A website from the Massachusetts Historical Society; founded 1791.

Queries Respecting Slavery


These two documents are written just a year apart - one by a judge in Virginia to the Massachusetts Historical Society in 1795; one by an abolitionist group to free blacks in Philadelphia in 1796. They shed much light on the way that well-meaning whites view the lives of African Americans in the early years of the new nation, and how abolitionists in three states address issues relating to their understanding of the black community in this time period. Read more background information on St. George Tucker's queries.


Queries respecting slavery in Massachusetts with answers by Jeremy Belknap Selection from the Massachusetts Historical Society: "Queries respecting slavery in Massachusetts with answers" (manuscript draft) by Jeremy Belknap, [April 1795] (Response to St.

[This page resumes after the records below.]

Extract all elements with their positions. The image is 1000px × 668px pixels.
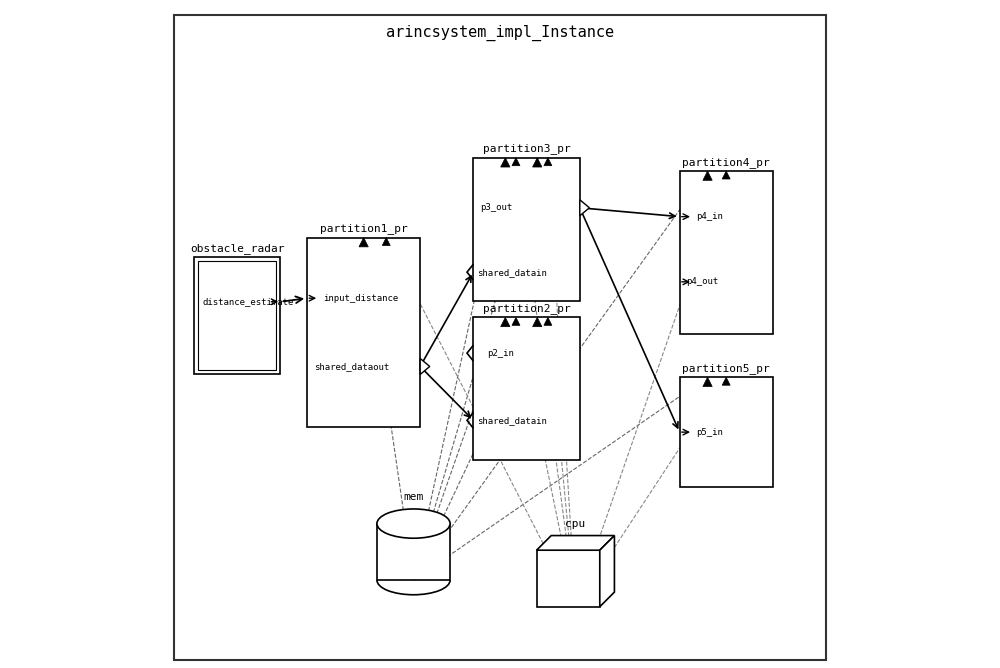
Text: p4_out: p4_out bbox=[686, 277, 719, 287]
Text: partition2_pr: partition2_pr bbox=[483, 303, 570, 314]
FancyBboxPatch shape bbox=[680, 171, 773, 334]
Text: input_distance: input_distance bbox=[324, 294, 399, 303]
Text: p4_in: p4_in bbox=[696, 212, 723, 221]
FancyBboxPatch shape bbox=[537, 550, 600, 607]
Polygon shape bbox=[377, 524, 450, 580]
FancyBboxPatch shape bbox=[198, 261, 276, 370]
Polygon shape bbox=[600, 536, 614, 607]
Text: shared_dataout: shared_dataout bbox=[314, 362, 389, 371]
Polygon shape bbox=[501, 317, 510, 327]
Polygon shape bbox=[359, 238, 368, 247]
Polygon shape bbox=[703, 171, 712, 180]
Text: partition4_pr: partition4_pr bbox=[682, 157, 770, 168]
Polygon shape bbox=[533, 158, 542, 167]
FancyBboxPatch shape bbox=[473, 158, 580, 301]
Text: p2_in: p2_in bbox=[487, 349, 514, 357]
Text: p5_in: p5_in bbox=[696, 428, 723, 437]
Text: p3_out: p3_out bbox=[480, 203, 512, 212]
Text: distance_estimate: distance_estimate bbox=[203, 297, 294, 306]
Text: partition1_pr: partition1_pr bbox=[320, 223, 408, 234]
FancyBboxPatch shape bbox=[174, 15, 826, 660]
Polygon shape bbox=[512, 317, 520, 325]
Polygon shape bbox=[544, 317, 552, 325]
Polygon shape bbox=[537, 536, 614, 550]
Polygon shape bbox=[722, 377, 730, 385]
Polygon shape bbox=[533, 317, 542, 327]
Polygon shape bbox=[703, 377, 712, 387]
Text: shared_datain: shared_datain bbox=[477, 416, 547, 425]
Polygon shape bbox=[580, 200, 589, 216]
Polygon shape bbox=[722, 171, 730, 179]
Polygon shape bbox=[544, 158, 552, 166]
Polygon shape bbox=[420, 359, 430, 375]
Polygon shape bbox=[382, 238, 390, 246]
Text: arincsystem_impl_Instance: arincsystem_impl_Instance bbox=[386, 25, 614, 41]
FancyBboxPatch shape bbox=[307, 238, 420, 427]
Text: obstacle_radar: obstacle_radar bbox=[190, 243, 284, 254]
Polygon shape bbox=[501, 158, 510, 167]
FancyBboxPatch shape bbox=[194, 257, 280, 374]
FancyBboxPatch shape bbox=[473, 317, 580, 460]
Text: mem: mem bbox=[403, 492, 424, 502]
Ellipse shape bbox=[377, 509, 450, 538]
Text: shared_datain: shared_datain bbox=[477, 268, 547, 277]
Text: partition3_pr: partition3_pr bbox=[483, 144, 570, 154]
Text: cpu: cpu bbox=[565, 519, 586, 529]
FancyBboxPatch shape bbox=[680, 377, 773, 487]
Polygon shape bbox=[512, 158, 520, 166]
Text: partition5_pr: partition5_pr bbox=[682, 363, 770, 374]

George Tucker in Virginia)
To the free Africans and other free people of color in the United States Selection from the Library of Congress: "To the free Africans and other free people of color in the United States..." Philadelphia, 1796

Questions to Consider


  1. Restate the nine pieces of advice in the Philadeplhia document in your own words in a bulleted list.
  2. Restate Belknap's eleven queries in your own words in a bulleted list.


  1. What does it mean to be a person of color and free in the US in the early years of this country? How is it different in the North and the South? What are the challenges faced by free blacks and other non-whites? What groups are considered people of color in addition to Africans?
  2. Who is St. George Tucker and who is Jeremy Belknap and what does each have to do with the subject of ending slavery?


  1. What is the purpose of printing this letter of advice in Philadelphia? Why are the abolitionists attending this convention in Philadelphia so concerned about these free people when most abolitionists are concerned about the slaves?
  2. What is Tucker asking Belknap to do and why does he feel that Belknap is the person to do it?


  1. How do the Deputies of the Abolition Societies define their relationship to the recipients of their advice? Do we know how the advice was received? How would you define the relationship between the advisors and those they hope to advise?
  2. How does Belknap follow up on Tucker's request? Check the other documents in this section and explain what Belknap did: http://www.masshist.org/endofslavery/?queryID=52


  1. Read "between the lines" in the advice document from Philadelphia and look at the responses that Belknap collects and compiles to send from Massachusetts to Virginia. Cite specific pieces of evidence from these documents which demonstrate attitudes that we might find disagreeable or perhaps even offensive in today's world. What accounts for them? What are some of the things that these "helpful" people don't understand about the black community?